SMITH ( Cellule Cosmiel x DIPLOMATES x Akira Rabelais)

Photographie - Exposition
26 octobre • 23 novembre 2019

DESIDERATION : PROLOGUE

Smith x Cellule Cosmiel x DIPLOMATES

 

Exposition du 26 octobre au 23 novembre

Vernissage le samedi 26 octobre de 15h à 22h

 

Photographe, cinéaste, plasticien, SMITH explore la pensée et la pratique de la transition, de la mutation, de l’hybridation, de l’entre-deux dans son travail plastique et théorique. Transition de genre et d’état, plasticité, métamorphoses atomiques et biotechnologiques, travail du rêve, fréquentations de l’au-delà, promenades cosmiques et transmutations jalonnent son travail et ses recherches depuis presque dix ans. Son nouveau projet « Désidération », imaginé avec la cellule Cosmiel et le studio DIPLOMATES, compose la possibilité d’une autre histoire, d’un autre destin de l’espèce humaine, à l’intersection du réel, de la fiction, de l’art, de la philosophie et de la science. Le prologue de ce projet au long cours sera présenté à la galerie les Filles du Calvaire à l’automne 2019.

 

CELLULE COSMIEL x DIPLOMATES x AKIRA RABELAIS

En 2015, SMITH fait la rencontre de l’astrophysicien Jean-Philippe Uzan (CNRS, Institut d’Astrophysique de Paris).
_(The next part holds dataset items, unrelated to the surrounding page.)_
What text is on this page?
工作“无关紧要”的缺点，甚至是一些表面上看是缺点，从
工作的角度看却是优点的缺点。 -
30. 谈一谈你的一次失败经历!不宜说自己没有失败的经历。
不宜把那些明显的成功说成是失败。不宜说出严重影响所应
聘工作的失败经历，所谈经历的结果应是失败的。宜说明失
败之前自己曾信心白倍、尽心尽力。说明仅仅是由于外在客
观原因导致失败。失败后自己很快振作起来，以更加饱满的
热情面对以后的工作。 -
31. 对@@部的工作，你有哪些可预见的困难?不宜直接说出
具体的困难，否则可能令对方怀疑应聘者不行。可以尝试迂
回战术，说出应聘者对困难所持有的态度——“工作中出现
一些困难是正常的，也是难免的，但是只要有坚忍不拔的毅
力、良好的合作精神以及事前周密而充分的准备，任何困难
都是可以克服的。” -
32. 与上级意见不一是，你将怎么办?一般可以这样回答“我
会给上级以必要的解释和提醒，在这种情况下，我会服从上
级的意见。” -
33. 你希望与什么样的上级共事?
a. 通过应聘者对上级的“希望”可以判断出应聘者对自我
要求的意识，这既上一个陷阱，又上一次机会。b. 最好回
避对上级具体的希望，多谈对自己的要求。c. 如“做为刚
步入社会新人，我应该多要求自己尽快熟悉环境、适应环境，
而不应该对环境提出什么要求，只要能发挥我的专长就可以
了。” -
De leurs conversations émergera le concept de « Désidération », forgé sur l’étymologie du mot « désir », et qui désigne le rapport nostalgique que nous entretenons avec notre origine stellaire.                        

Rejoints par l’écrivain Lucien Raphmaj, ils créent la cellule Cosmiel, consacrée à l’étude des phénomènes de la désidération. SMITH s’associe au studio DIPLOMATES (design, architecture, scénographie) pour mettre en espace la première étape de cette réflexion, puis convie le compositeur américain Akira Rabelais à rejoindre la cellule.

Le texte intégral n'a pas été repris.